Facts & News
Pass over the many controversies that have accompanied the publication of the video on Youtube "Kony 2012" . I share them, in fact, almost all , and there is no need to go back upwards. But I find that it makes sense to ask about some trends that the success of this viral video highlights - 100 million clicks are a joke! - And that, in my humble opinion, I think are not only unavoidable but forced journalism to question today What about today news, and how to go untreated. Let's go point by point:
1) Before the advent of participatory web and social networking, to establish the 'agenda of the world were just a few: the various institutions - governments et Similaria - and the big news agencies based in countries dominate.
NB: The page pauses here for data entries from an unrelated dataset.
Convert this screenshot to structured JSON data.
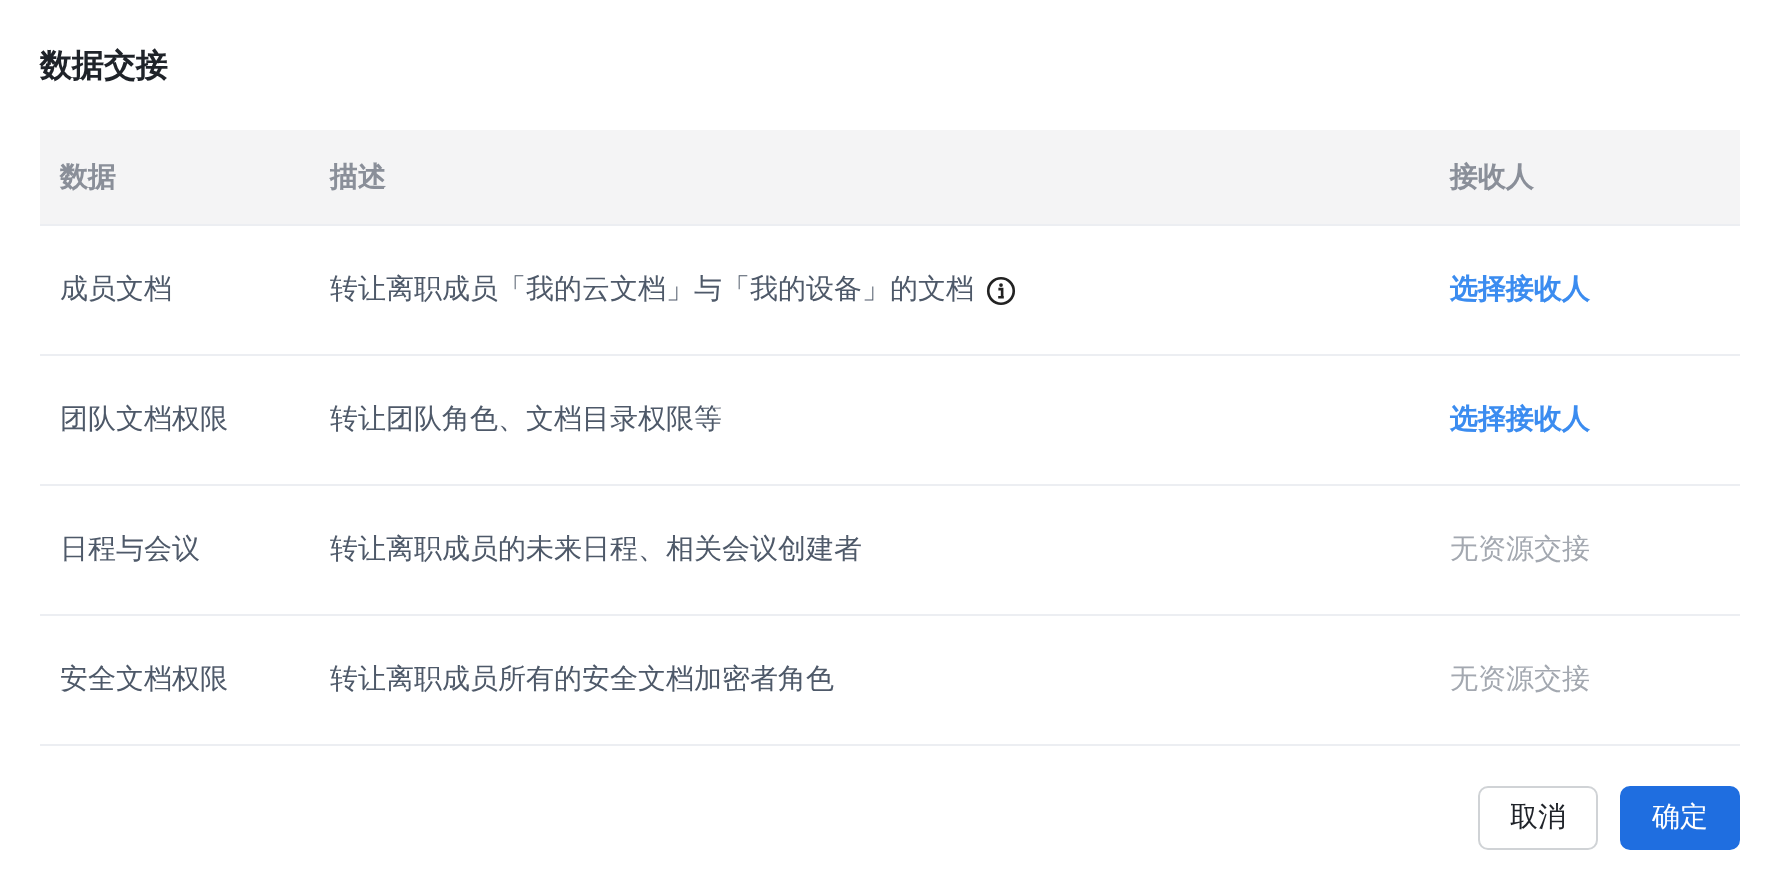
{
  "title": "数据交接",
  "table": {
    "columns": [
      "数据",
      "描述",
      "接收人"
    ],
    "rows": [
      {
        "data": "成员文档",
        "description": "转让离职成员「我的云文档」与「我的设备」的文档",
        "info": true,
        "receiver": {
          "kind": "link",
          "text": "选择接收人"
        }
      },
      {
        "data": "团队文档权限",
        "description": "转让团队角色、文档目录权限等",
        "info": false,
        "receiver": {
          "kind": "link",
          "text": "选择接收人"
        }
      },
      {
        "data": "日程与会议",
        "description": "转让离职成员的未来日程、相关会议创建者",
        "info": false,
        "receiver": {
          "kind": "none",
          "text": "无资源交接"
        }
      },
      {
        "data": "安全文档权限",
        "description": "转让离职成员所有的安全文档加密者角色",
        "info": false,
        "receiver": {
          "kind": "none",
          "text": "无资源交接"
        }
      }
    ]
  },
  "buttons": [
    {
      "kind": "secondary",
      "label": "取消"
    },
    {
      "kind": "primary",
      "label": "确定"
    }
  ]
}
The result is that a number of news and events - from the wars "forgotten" child labor through child soldiers, just to mention a few - they had no access to the mainstream media and the most heart warming of the willing, committed campaigns which, not surprisingly, were called counter-intelligence. Today, thankfully, is no longer so. Web 2.0 and social networking in fact act as "accelerators of social and political crises." It 's the case of' Uganda and Kony 2012 video, posted by a simple NGOs (though powerful and well intrallazzata); but the same may hold true for many, recent press campaigns, which have focused on their I Like and Share, but managed to break through click after click in public opinion much better than they can do traditional media; which, indeed, they were forced to return to the news . I exaggerate a bit ', perhaps, but it seems to me that the agenda of the world is no longer driven in a manner strictly mainstream, and is to be made permeable to diverse pressures, from below, that altering themes and priorities, ensuring greater pluralism and therefore a higher rate of participation. That's good. Or am I wrong?
2) As it happens, however, in these cases, is not all that glitters is gold. And it's always the example of Kony 2012 to prove it. Having established fact that through the Network for Participatory there is any possibility to influence on 'agenda setting matters, a number of individuals who have put the house on the opaque Web 2.0 - that is, those who are in the pay of an interest or an' ideology - try every day to muddy the waters with photos, videos and well-orchestrated campaigns - whose narrative is always appealing - to win support for their cause. It 'a fight without rules, where it is not easy to defend, because very often a web user does not have the tools to decode the messages to be transmitted. It 'been that way for the mass graves in Libya, the story of Amina, the fake Syrian blogger, and many other events that have populated the web in recent years, collecting thousands of clicks while being a sham, or more less noticeable.
3) It is up to us, professionals, make a difference. Filter and that is to separate the true from the false, the real news from propagnada or hustler. To do that, the good will is not enough: in fact need an information system that is less subservient to the rules of marketing and anchored in the rules of good journalism. But times do not seem ripe.